My position on AI use in interviews is nuanced. I don't ban AI tools, but I do expect candidates to disclose if they're using them. If a candidate uses AI and tells me about it, we can have a productive conversation about how they used it and what their own contribution was. If we've asked, and they haven't disclosed, that's a failure of integrity that outweighs technical competence. When you're hiring someone to join a team, trust matters as much as skill.
This isn't a hypothetical concern. I've encountered candidates who were clearly using AI during interviews and couldn't explain their own answers. I'm not alone. CNBC reported in 2025 that tools like Interview Coder and Cluely now use invisible screen overlays that are undetectable by standard screen sharing, and hiring managers describe the telltale pattern of a pause, an "Hmm," and then a suspiciously perfect answer. An analysis of over 19,000 interviews by Fabric found that cheating adoption more than doubled from 15% to 35% between June and December 2025, with technical roles showing a 48% cheating rate.
I've also encountered the broader trend of candidates working at multiple companies simultaneously. This is a real and growing problem in remote engineering. A ResumeBuilder.com survey found that 37% of remote workers hold two full-time jobs, with AI tools making it increasingly feasible to juggle multiple roles within a standard workweek. Both of these trends make it even more critical that your interview process evaluates the actual human sitting across from you, not just the output they produce.
What I haven't solved yet¶
No hiring process is perfect, and I don't want to pretend mine is. There are areas I'm still actively working to improve.
Evaluating candidates from very different technology stacks remains a challenge. When someone's entire career has been in a language or ecosystem that's different from what we use, the past project deep-dive still works for assessing how they think, but it's harder to gauge how quickly they'll become productive in a new environment. I haven't found a clean solution for this that doesn't fall back on the kind of generalized assessments I've moved away from.
Scaling the process is another challenge. Deep-dive conversations take time and they're significantly more time-intensive per candidate than a timed assessment that can be administered asynchronously. When you're hiring for many roles simultaneously, the time cost is real. I've mitigated this by involving more of the team in interviews, but that creates its own overhead.

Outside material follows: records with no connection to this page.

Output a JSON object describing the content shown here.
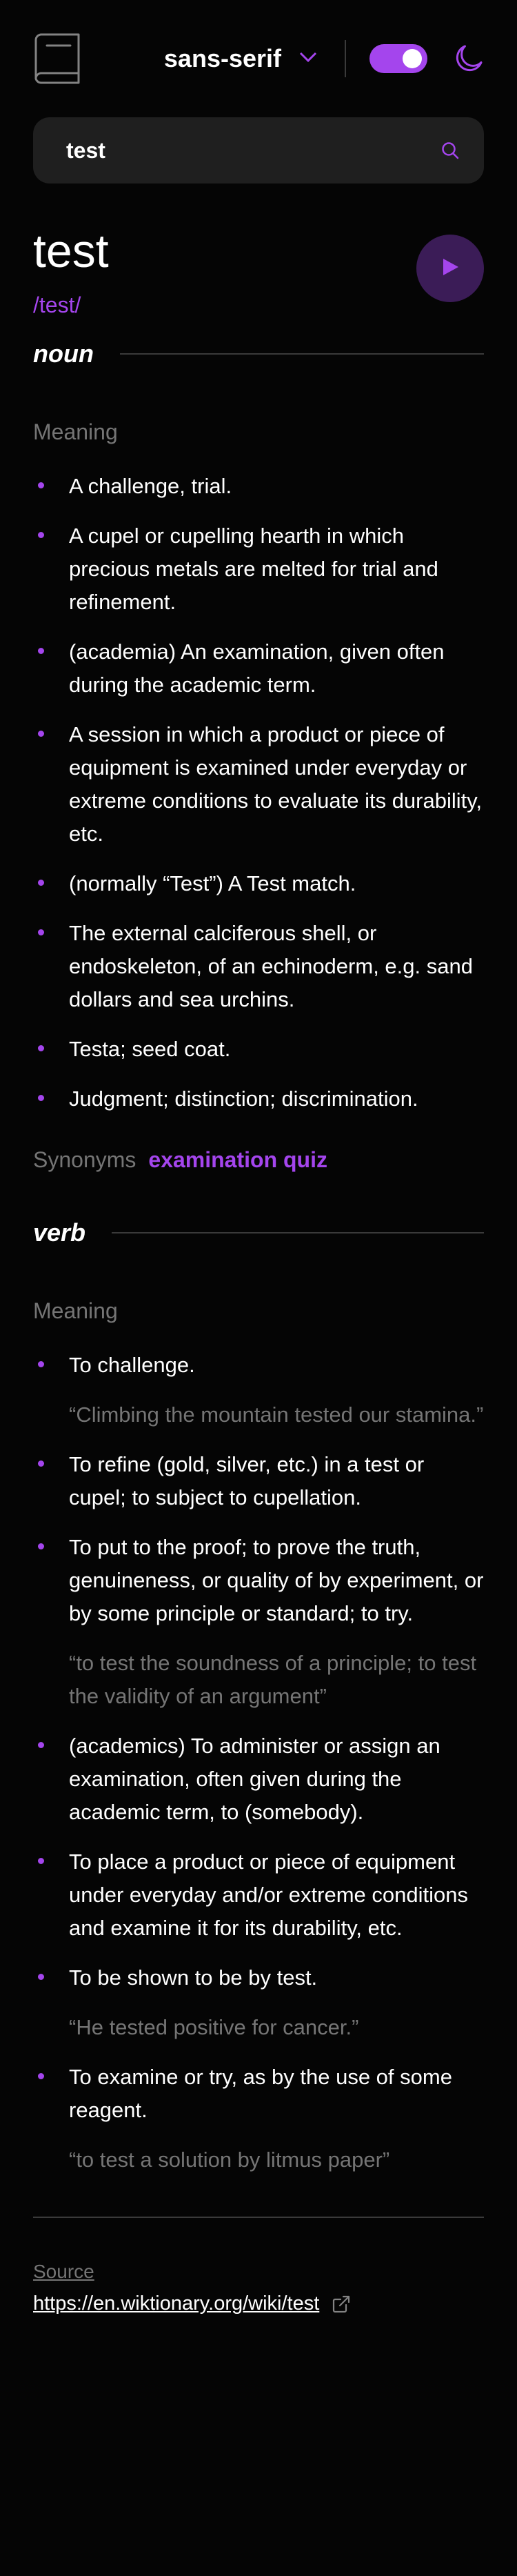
{
  "header": {
    "logo_icon": "book-icon",
    "font_label": "sans-serif",
    "dropdown_icon": "chevron-down-icon",
    "theme_toggle": "on",
    "theme_icon": "moon-icon"
  },
  "search": {
    "value": "test",
    "icon": "search-icon"
  },
  "word": {
    "title": "test",
    "phonetic": "/test/",
    "play_icon": "play-icon"
  },
  "noun": {
    "pos": "noun",
    "meaning_label": "Meaning",
    "definitions": [
      "A challenge, trial.",
      "A cupel or cupelling hearth in which precious metals are melted for trial and refinement.",
      "(academia) An examination, given often during the academic term.",
      "A session in which a product or piece of equipment is examined under everyday or extreme conditions to evaluate its durability, etc.",
      "(normally “Test”) A Test match.",
      "The external calciferous shell, or endoskeleton, of an echinoderm, e.g. sand dollars and sea urchins.",
      "Testa; seed coat.",
      "Judgment; distinction; discrimination."
    ],
    "synonyms_label": "Synonyms",
    "synonyms": "examination quiz"
  },
  "verb": {
    "pos": "verb",
    "meaning_label": "Meaning",
    "definitions": [
      {
        "text": "To challenge.",
        "example": "“Climbing the mountain tested our stamina.”"
      },
      {
        "text": "To refine (gold, silver, etc.) in a test or cupel; to subject to cupellation."
      },
      {
        "text": "To put to the proof; to prove the truth, genuineness, or quality of by experiment, or by some principle or standard; to try.",
        "example": "“to test the soundness of a principle; to test the validity of an argument”"
      },
      {
        "text": "(academics) To administer or assign an examination, often given during the academic term, to (somebody)."
      },
      {
        "text": "To place a product or piece of equipment under everyday and/or extreme conditions and examine it for its durability, etc."
      },
      {
        "text": "To be shown to be by test.",
        "example": "“He tested positive for cancer.”"
      },
      {
        "text": "To examine or try, as by the use of some reagent.",
        "example": "“to test a solution by litmus paper”"
      }
    ]
  },
  "source": {
    "label": "Source",
    "url": "https://en.wiktionary.org/wiki/test",
    "icon": "external-link-icon"
  },
  "colors": {
    "accent": "#a445ed",
    "background": "#050505",
    "muted": "#757575"
  }
}
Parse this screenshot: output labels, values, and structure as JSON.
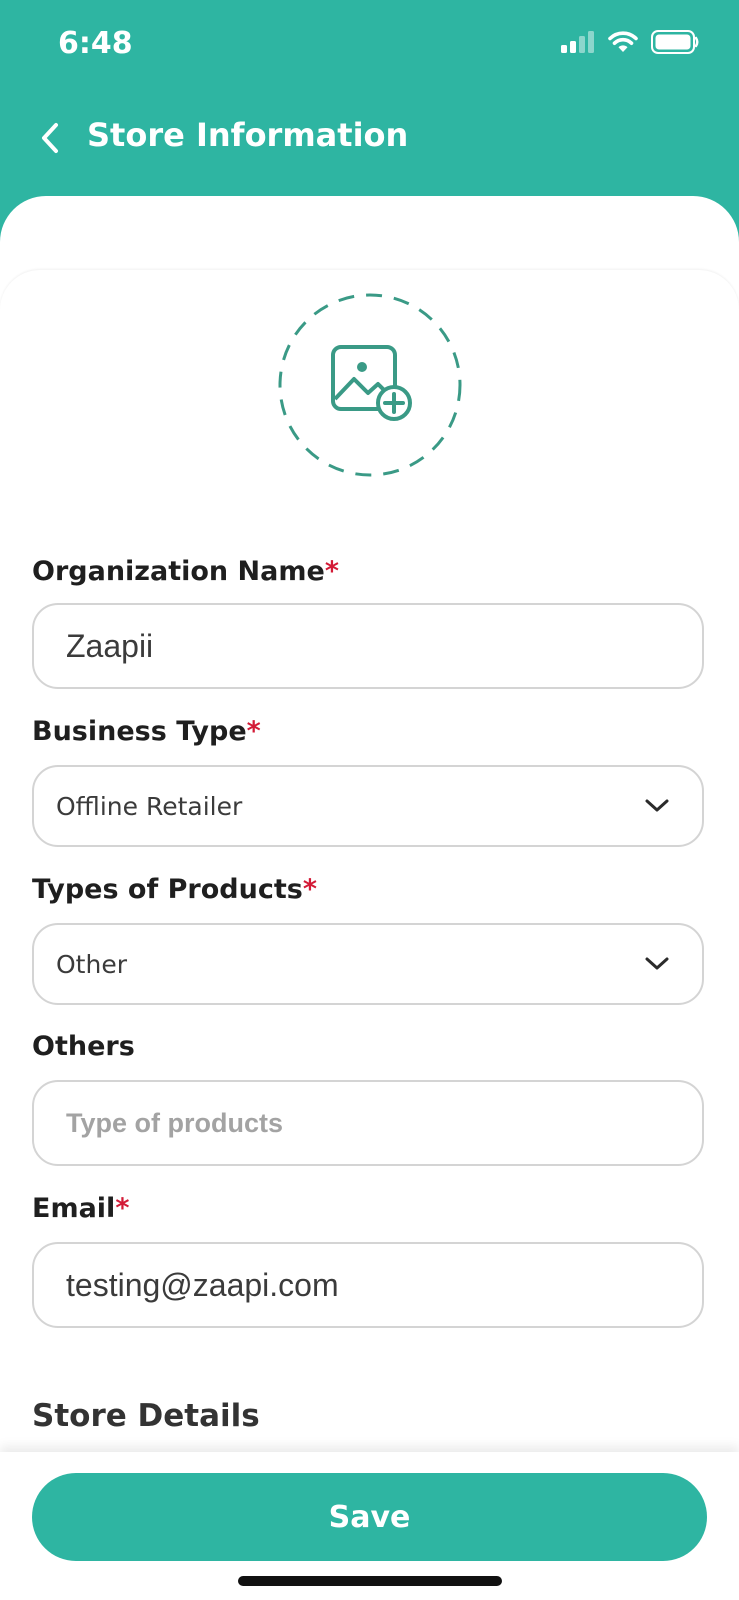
{
  "status_bar": {
    "time": "6:48"
  },
  "header": {
    "title": "Store Information"
  },
  "form": {
    "organization_name": {
      "label": "Organization Name",
      "required_mark": "*",
      "value": "Zaapii"
    },
    "business_type": {
      "label": "Business Type",
      "required_mark": "*",
      "selected": "Offline Retailer"
    },
    "types_of_products": {
      "label": "Types of Products",
      "required_mark": "*",
      "selected": "Other"
    },
    "others": {
      "label": "Others",
      "placeholder": "Type of products"
    },
    "email": {
      "label": "Email",
      "required_mark": "*",
      "value": "testing@zaapi.com"
    }
  },
  "store_details": {
    "title": "Store Details"
  },
  "actions": {
    "save_label": "Save"
  },
  "colors": {
    "primary": "#2eb5a2",
    "required": "#d31b37",
    "icon_stroke": "#3a9a86"
  },
  "icons": {
    "back": "chevron-left-icon",
    "image_add": "image-add-icon",
    "dropdown": "chevron-down-icon",
    "signal": "cellular-signal-icon",
    "wifi": "wifi-icon",
    "battery": "battery-icon"
  }
}
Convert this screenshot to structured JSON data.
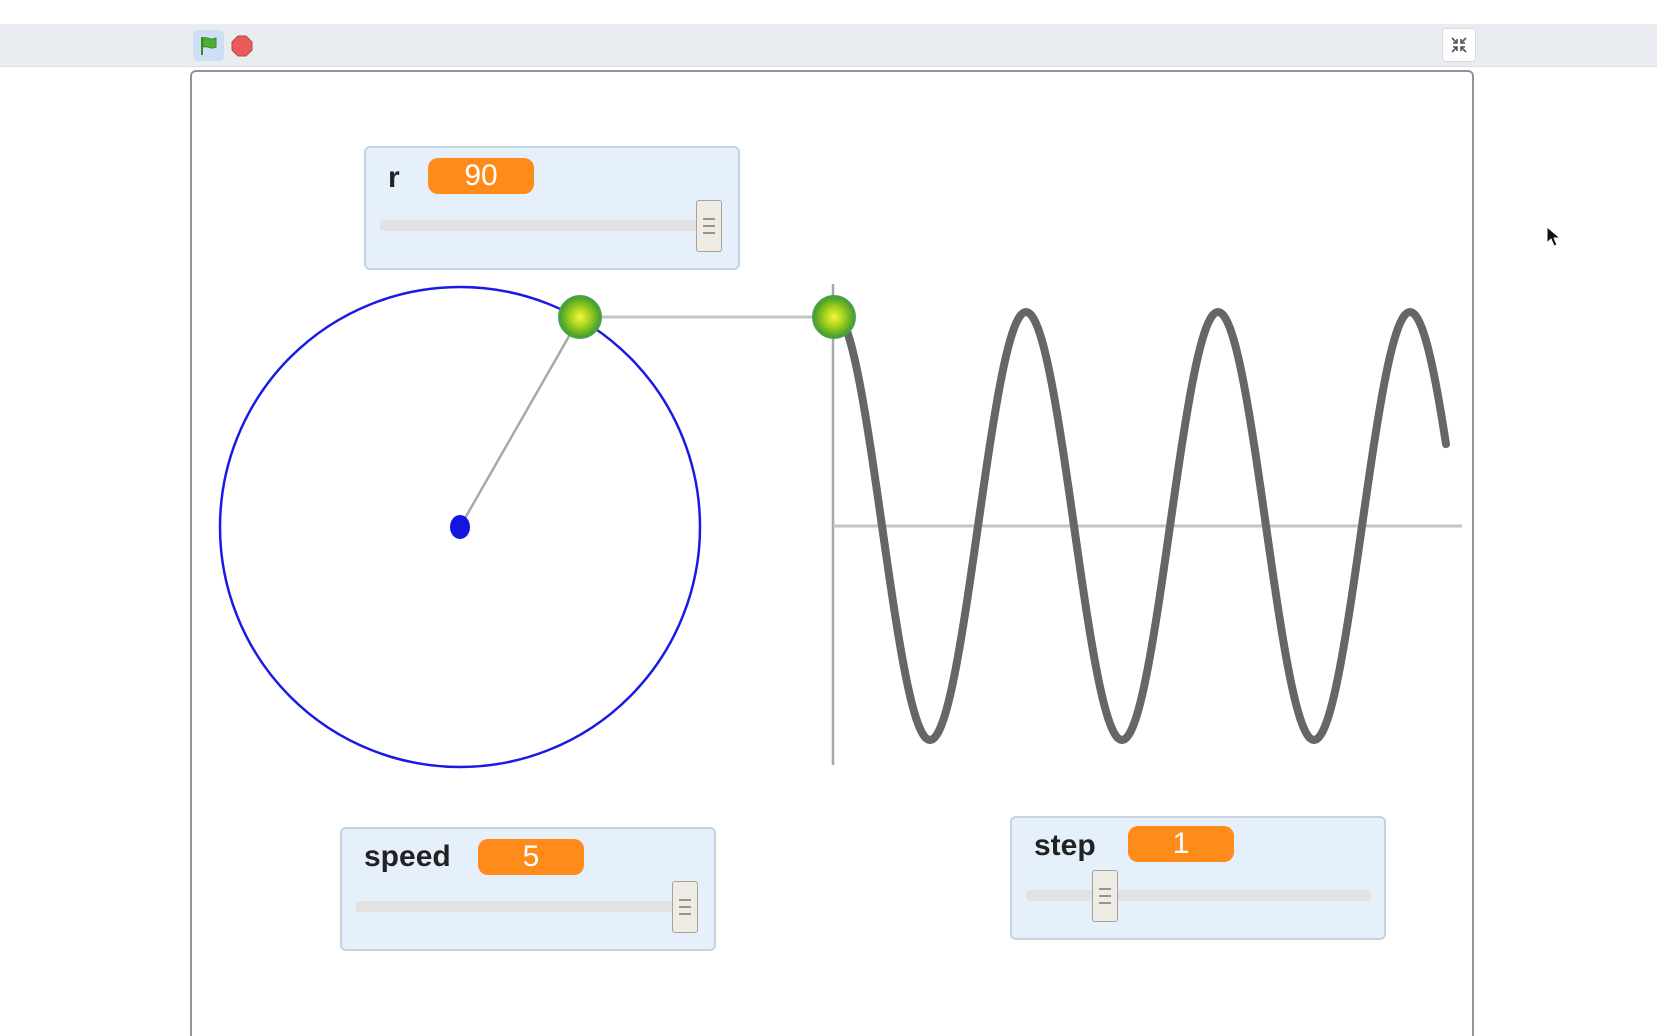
{
  "toolbar": {
    "green_flag_icon": "green-flag-icon",
    "stop_icon": "stop-sign-icon",
    "fullscreen_icon": "exit-fullscreen-icon"
  },
  "colors": {
    "accent": "#ff8c1a",
    "circle": "#1a1ae6",
    "wave": "#666666",
    "monitor_bg": "#e6f0fb"
  },
  "monitors": {
    "r": {
      "label": "r",
      "value": "90",
      "slider_fraction": 1.0
    },
    "speed": {
      "label": "speed",
      "value": "5",
      "slider_fraction": 1.0
    },
    "step": {
      "label": "step",
      "value": "1",
      "slider_fraction": 0.2
    }
  }
}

And the overall hiring pipeline is still slower than I'd like. The industry-wide process of sourcing, screening, interviewing, and closing candidates has friction at every stage. Improving my interview process doesn't fix the weeks lost to scheduling coordination, offer negotiations, and notice periods.
What actually matters¶
I've been hiring engineers across industries for nearly two decades and for companies ranging from pre-seed startups to Fortune 500 corporations. I've been wrong about candidates in both directions; people I was confident about who didn't work out, and people I had reservations about who became some of the strongest members of the team.
What I've learned is that the interview process should evaluate what actually matters on the job: Can this person reason about complex systems? Can they communicate clearly and work constructively with others? Do they take ownership of outcomes, not just code? Are they honest about what they know and what they don't?
No timed assessment answers those questions. A conversation does.